Full disclosure: my son Noah played tackle football for a few years, and it was some of the most exciting kids’ sports we watched. I’ve been conflicted about the ongoing discussion about whether kids should be allowed to play tackle football. On the one hand, Noah and his teammates were so small that they didn’t hit each other with much force. And they loved playing. On the other, concussions are bad. Luckily, he “retired”, and I wasn’t forced to make a decision.
But I like to think I’m consistent in weighing risks and benefits. Others, however, advocate a “protect the children at all costs” approach.
In an NEJM Perspective piece this week, Kathleen Bachynski calls the AAP to task for its inconsistency with football:
At least 11 U.S. high-school athletes died playing football during the fall 2015 season. Their deaths attracted widespread media attention and provided fodder for ongoing debates over the safety of youth tackle football. In October 2015, the American Academy of Pediatrics (AAP) issued its first policy statement directly addressing tackling in football. The organization’s Council on Sports Medicine and Fitness conducted a review of the literature on tackling and football-related injuries and evaluated the potential effects of limiting or delaying tackling on injury risk. It found that concussions and catastrophic injuries are particularly associated with tackling and that eliminating tackling from football would probably reduce the incidence of concussions, severe injuries, catastrophic injuries, and overall injuries.

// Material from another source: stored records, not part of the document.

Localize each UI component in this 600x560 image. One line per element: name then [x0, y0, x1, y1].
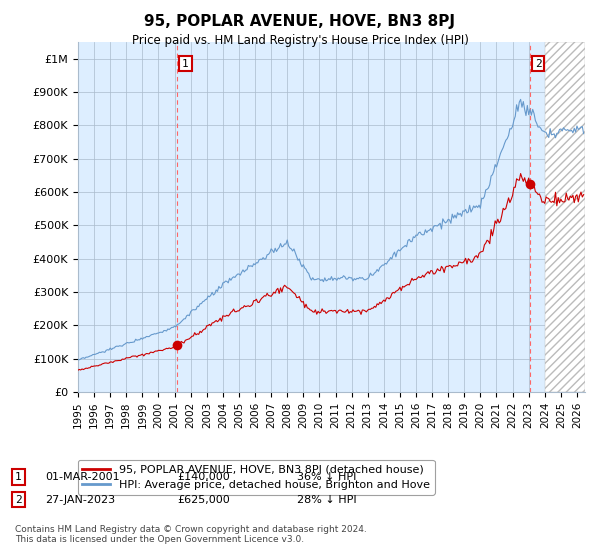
- Text: 01-MAR-2001: 01-MAR-2001: [45, 472, 119, 482]
- Legend: 95, POPLAR AVENUE, HOVE, BN3 8PJ (detached house), HPI: Average price, detached : 95, POPLAR AVENUE, HOVE, BN3 8PJ (detach…: [78, 460, 434, 494]
- Text: Contains HM Land Registry data © Crown copyright and database right 2024.
This d: Contains HM Land Registry data © Crown c…: [15, 525, 367, 544]
- Text: 1: 1: [15, 472, 22, 482]
- Text: 95, POPLAR AVENUE, HOVE, BN3 8PJ: 95, POPLAR AVENUE, HOVE, BN3 8PJ: [145, 14, 455, 29]
- Text: £140,000: £140,000: [177, 472, 230, 482]
- Text: £625,000: £625,000: [177, 494, 230, 505]
- Text: 2: 2: [15, 494, 22, 505]
- Text: 36% ↓ HPI: 36% ↓ HPI: [297, 472, 356, 482]
- Text: 2: 2: [535, 59, 542, 69]
- Text: 28% ↓ HPI: 28% ↓ HPI: [297, 494, 356, 505]
- Text: 1: 1: [182, 59, 189, 69]
- Text: Price paid vs. HM Land Registry's House Price Index (HPI): Price paid vs. HM Land Registry's House …: [131, 34, 469, 46]
- Text: 27-JAN-2023: 27-JAN-2023: [45, 494, 115, 505]
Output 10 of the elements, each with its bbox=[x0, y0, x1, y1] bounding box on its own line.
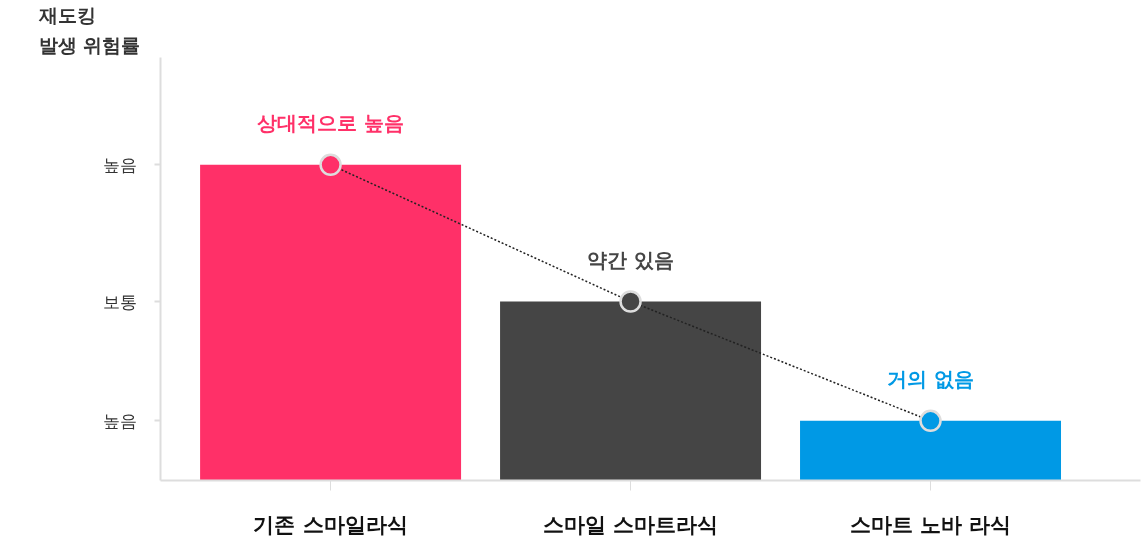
x-tick-label: 스마일 스마트라식 bbox=[542, 512, 719, 537]
annotation: 상대적으로 높음 bbox=[257, 110, 405, 135]
text: 높음 bbox=[102, 154, 137, 175]
text: 보통 bbox=[102, 291, 137, 312]
text: 높음 bbox=[102, 410, 137, 431]
x-tick-label: 스마트 노바 라식 bbox=[849, 512, 1012, 537]
x-tick-label: 기존 스마일라식 bbox=[253, 512, 408, 537]
annotation: 약간 있음 bbox=[587, 247, 675, 272]
annotation: 거의 없음 bbox=[887, 366, 975, 391]
chart-title: 재도킹 발생 위험률 bbox=[37, 3, 141, 57]
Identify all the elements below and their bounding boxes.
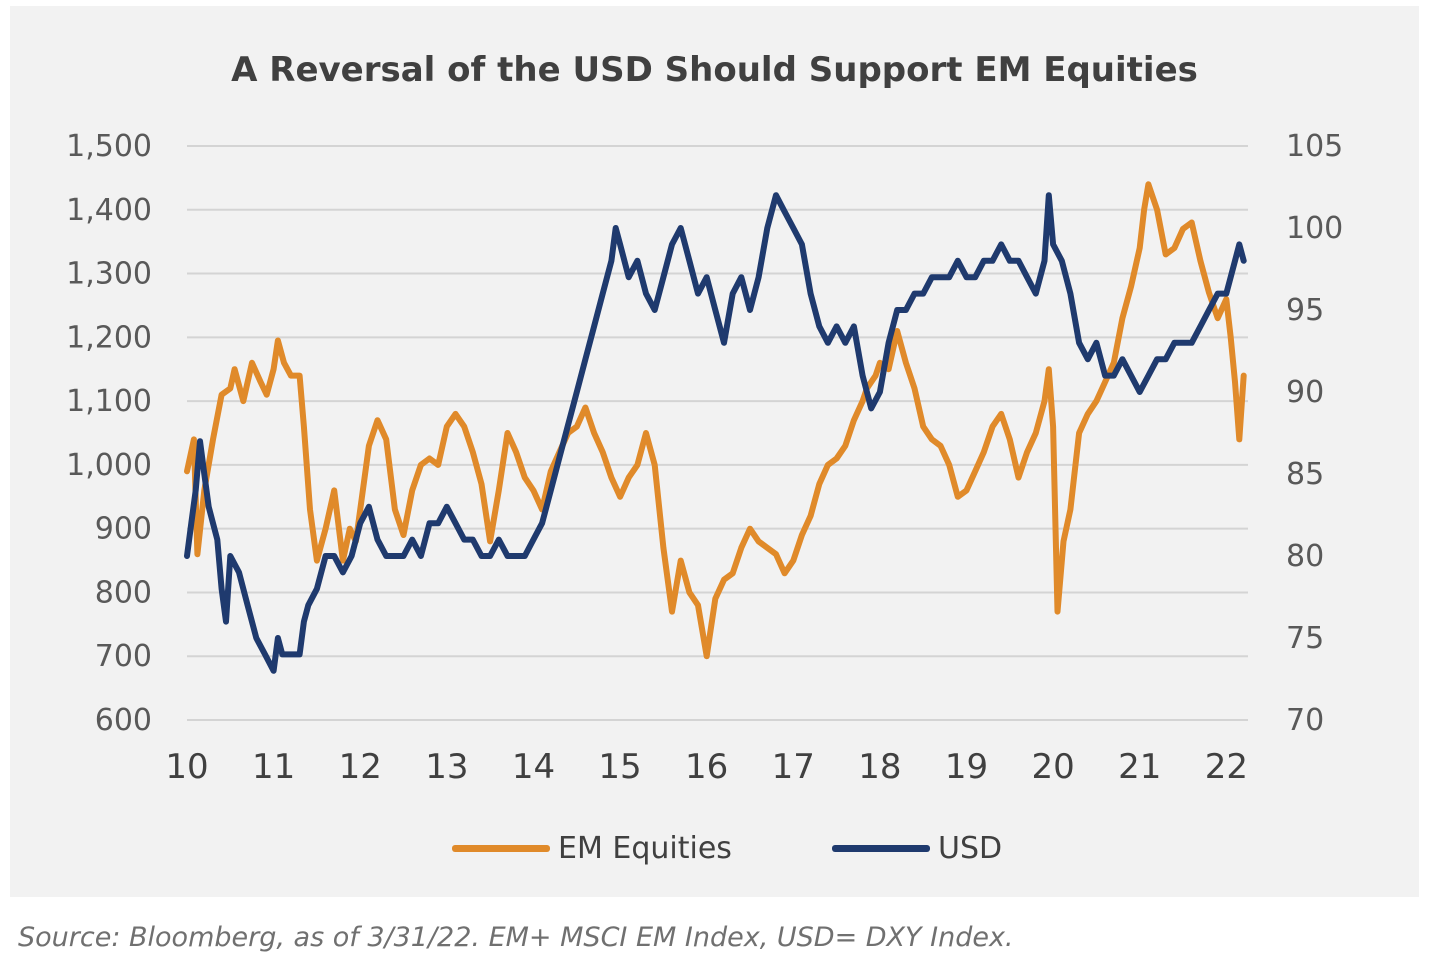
x-tick-label: 11 [252,747,295,787]
y-right-tick-label: 75 [1286,621,1324,656]
x-tick-label: 17 [772,747,815,787]
y-right-tick-label: 80 [1286,539,1324,574]
x-tick-label: 18 [858,747,901,787]
y-right-tick-label: 85 [1286,457,1324,492]
y-left-tick-label: 1,500 [66,129,152,164]
x-tick-label: 15 [598,747,641,787]
x-tick-label: 12 [339,747,382,787]
y-right-tick-label: 90 [1286,375,1324,410]
y-left-tick-label: 1,200 [66,320,152,355]
y-right-tick-label: 105 [1286,129,1343,164]
x-tick-label: 21 [1118,747,1161,787]
y-left-tick-label: 1,100 [66,384,152,419]
y-right-tick-label: 95 [1286,293,1324,328]
source-note: Source: Bloomberg, as of 3/31/22. EM+ MS… [18,922,1014,953]
y-left-tick-label: 700 [95,639,152,674]
x-tick-label: 13 [425,747,468,787]
series-line-usd [184,192,1247,674]
y-right-tick-label: 70 [1286,703,1324,738]
legend-swatch-em-equities [452,844,550,852]
chart-title: A Reversal of the USD Should Support EM … [231,50,1198,90]
x-tick-label: 19 [945,747,988,787]
chart-panel: A Reversal of the USD Should Support EM … [10,6,1419,897]
legend-swatch-usd [832,844,930,852]
x-tick-label: 22 [1205,747,1248,787]
y-right-tick-label: 100 [1286,211,1343,246]
x-tick-label: 20 [1031,747,1074,787]
x-tick-label: 16 [685,747,728,787]
series-line-em-equities [184,181,1247,660]
legend-item-em-equities: EM Equities [452,828,732,868]
y-left-tick-label: 1,300 [66,257,152,292]
x-tick-label: 14 [512,747,555,787]
legend-item-usd: USD [832,828,1002,868]
x-tick-label: 10 [165,747,208,787]
y-left-tick-label: 900 [95,512,152,547]
y-left-tick-label: 800 [95,575,152,610]
y-left-tick-label: 1,400 [66,193,152,228]
y-left-tick-label: 1,000 [66,448,152,483]
legend-label-usd: USD [938,830,1003,866]
y-left-tick-label: 600 [95,703,152,738]
legend-label-em-equities: EM Equities [558,830,732,866]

But rather than recommend that tackling be eliminated in youth football, the AAP committee primarily proposed enhancing adult supervision of the sport. It recommended that officials enforce the rules of the game, that coaches teach young players proper tackling techniques, that physical therapists and other specialists help players strengthen their neck muscles to prevent concussions, and that games and practices be supervised by certified athletic trainers. There is no systematic evidence that tackling techniques believed to be safer, such as the “heads-up” approach promoted by USA Football (amateur football’s national governing body), reduce the incidence of concussions in young athletes. Consequently, the AAP statement acknowledged the need for further study of these approaches. The policy statement also encouraged the expansion of nontackling leagues as another option for young players.
The AAP committee shied away from endorsing the elimination of tackling in youth football, because doing so would fundamentally change the way the game is played. Yet evidence indicates that tackle football in its current form is inconsistent with the AAP mission “to attain optimal physical, mental, and social health and well-being for all infants, children, adolescents and young adults.” Repetitive brain trauma can have serious short- and long-term consequences, including cognitive and attention deficits, headaches, mood disorders, sleep disturbances, and behavioral problems. To significantly reduce the incidence of brain trauma in young people, I believe that physicians should consider endorsing strategies that alter the way football is played.
I’d post the whole thing, but you should probably go over to the NEJM to read it. I’m still not sure where I stand on all of this, but I think her piece is well worth your time. I also think the AAP (and other groups) might need to think about being more consistent in their recommendations.